As mortes nossas de cada dia

O assassinato da vereadora Marielle Franco e do motorista Anderson Gomes comoveu o Brasil, que de tempos em tempos desperta para sua realidade extremamente violenta e logo depois adormece em seu entorpecido conformismo.

Infelizmente, no país de 60 mil homicídios por ano, não foi o primeiro, nem será o último evento a nos causar efêmera indignação. Presenciamos discursos inflamados, emocionados, a tentativa de politização, passeatas, manchetes e diversas reações de empatia, mas a efervescência do momento se esvairá e então retornaremos bovinamente ao nosso estado de irritante catarse coletiva.

Elegeremos os mesmos trastes, as leis que nos regem continuarão frouxas e quando um bandido poderoso for preso, haverá sempre um STF a lhe proteger.

A comoção é legítima, por mais que se questione por que não é permanente, uma vez que são 160 episódios parecidos todos os dias. Isso obviamente não desqualifica o sentimento de indignação, mas diz muito sobre a sociedade, de reações heterogêneas a situações semelhantes.

Ao longo das minhas quatro décadas e meia me recordo de algumas dúzias de crimes hediondos como esse. Apesar de diferirem na intensidade da comoção que causaram; uns mais, outros menos, todos convergem em relação às consequências: nenhuma.

Se ao menos a mobilização recente fosse um ponto de inflexão no combate à violência urbana, praga nacional, poderíamos ter um pingo de esperança. Mas a experiência anteriior nos garante que tudo retornará à normalidade em breve.
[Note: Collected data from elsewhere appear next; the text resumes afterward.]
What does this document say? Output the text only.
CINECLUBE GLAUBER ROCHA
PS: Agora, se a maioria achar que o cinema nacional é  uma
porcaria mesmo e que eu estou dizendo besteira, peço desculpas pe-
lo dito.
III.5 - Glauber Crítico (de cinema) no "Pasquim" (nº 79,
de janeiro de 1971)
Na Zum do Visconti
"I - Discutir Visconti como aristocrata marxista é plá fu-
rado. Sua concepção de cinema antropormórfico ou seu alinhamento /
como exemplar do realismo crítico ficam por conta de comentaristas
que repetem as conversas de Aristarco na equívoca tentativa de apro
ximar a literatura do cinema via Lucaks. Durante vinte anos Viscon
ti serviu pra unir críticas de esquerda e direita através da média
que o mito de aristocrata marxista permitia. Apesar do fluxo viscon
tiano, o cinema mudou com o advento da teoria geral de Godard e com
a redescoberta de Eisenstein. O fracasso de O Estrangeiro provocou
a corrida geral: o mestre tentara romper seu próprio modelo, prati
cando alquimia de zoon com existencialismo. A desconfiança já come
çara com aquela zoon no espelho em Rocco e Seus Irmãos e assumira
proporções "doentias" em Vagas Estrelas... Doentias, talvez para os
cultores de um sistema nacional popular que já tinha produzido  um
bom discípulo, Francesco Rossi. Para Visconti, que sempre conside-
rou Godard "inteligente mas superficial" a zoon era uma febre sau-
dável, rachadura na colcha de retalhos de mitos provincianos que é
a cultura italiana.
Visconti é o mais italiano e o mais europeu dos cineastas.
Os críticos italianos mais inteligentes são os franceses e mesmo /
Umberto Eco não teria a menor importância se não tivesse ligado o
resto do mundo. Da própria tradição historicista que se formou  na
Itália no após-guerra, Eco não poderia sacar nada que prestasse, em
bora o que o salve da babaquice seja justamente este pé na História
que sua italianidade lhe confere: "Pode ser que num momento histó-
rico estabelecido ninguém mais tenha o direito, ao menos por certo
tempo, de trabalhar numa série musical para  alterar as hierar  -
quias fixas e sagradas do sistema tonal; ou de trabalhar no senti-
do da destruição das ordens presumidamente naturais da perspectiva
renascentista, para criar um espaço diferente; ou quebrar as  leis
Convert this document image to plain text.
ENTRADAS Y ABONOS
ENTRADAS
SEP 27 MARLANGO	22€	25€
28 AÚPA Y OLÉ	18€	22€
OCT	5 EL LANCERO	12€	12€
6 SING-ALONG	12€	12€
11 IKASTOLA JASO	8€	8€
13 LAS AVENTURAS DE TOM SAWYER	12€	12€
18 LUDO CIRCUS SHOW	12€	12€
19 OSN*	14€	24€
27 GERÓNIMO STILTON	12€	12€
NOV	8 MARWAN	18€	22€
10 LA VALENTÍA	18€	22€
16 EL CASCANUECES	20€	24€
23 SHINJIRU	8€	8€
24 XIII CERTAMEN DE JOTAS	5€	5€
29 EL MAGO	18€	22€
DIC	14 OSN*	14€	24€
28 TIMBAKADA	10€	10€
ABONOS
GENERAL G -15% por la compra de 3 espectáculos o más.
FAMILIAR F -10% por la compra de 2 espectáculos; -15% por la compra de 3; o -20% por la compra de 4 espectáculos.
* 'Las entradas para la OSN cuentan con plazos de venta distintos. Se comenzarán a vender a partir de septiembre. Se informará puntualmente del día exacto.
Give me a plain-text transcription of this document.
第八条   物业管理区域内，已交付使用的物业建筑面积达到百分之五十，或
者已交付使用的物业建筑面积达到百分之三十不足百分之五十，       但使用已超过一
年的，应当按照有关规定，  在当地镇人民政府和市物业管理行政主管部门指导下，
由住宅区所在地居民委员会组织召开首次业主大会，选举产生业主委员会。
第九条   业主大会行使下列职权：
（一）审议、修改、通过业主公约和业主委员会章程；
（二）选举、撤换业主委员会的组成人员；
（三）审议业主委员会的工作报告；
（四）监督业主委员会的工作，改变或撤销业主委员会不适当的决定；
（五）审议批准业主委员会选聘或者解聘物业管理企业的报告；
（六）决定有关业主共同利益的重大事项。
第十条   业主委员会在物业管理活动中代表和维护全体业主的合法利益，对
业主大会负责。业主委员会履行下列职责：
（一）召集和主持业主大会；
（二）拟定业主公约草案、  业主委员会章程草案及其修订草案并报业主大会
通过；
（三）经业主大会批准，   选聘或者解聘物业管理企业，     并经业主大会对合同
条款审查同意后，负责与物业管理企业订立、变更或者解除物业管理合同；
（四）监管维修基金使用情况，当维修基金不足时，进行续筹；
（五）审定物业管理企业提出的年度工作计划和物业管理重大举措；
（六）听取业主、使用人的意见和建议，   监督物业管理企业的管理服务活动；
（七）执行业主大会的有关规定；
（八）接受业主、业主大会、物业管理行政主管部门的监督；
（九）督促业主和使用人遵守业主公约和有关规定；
Uma visão pessimista que traduz em palavras aquilo que o Brasil nos oferece no cotidiano: incompetência, corrupção, violência, impunidade, polarização.

Que as famílias de todas as vítimas tenham força para seguir em frente. Ninguém merece essa dor. A nós, resta pedir proteção aos anjos da guarda para que não façamos parte das estatísticas mais vergonhosas do Brasil no mundo. Amém.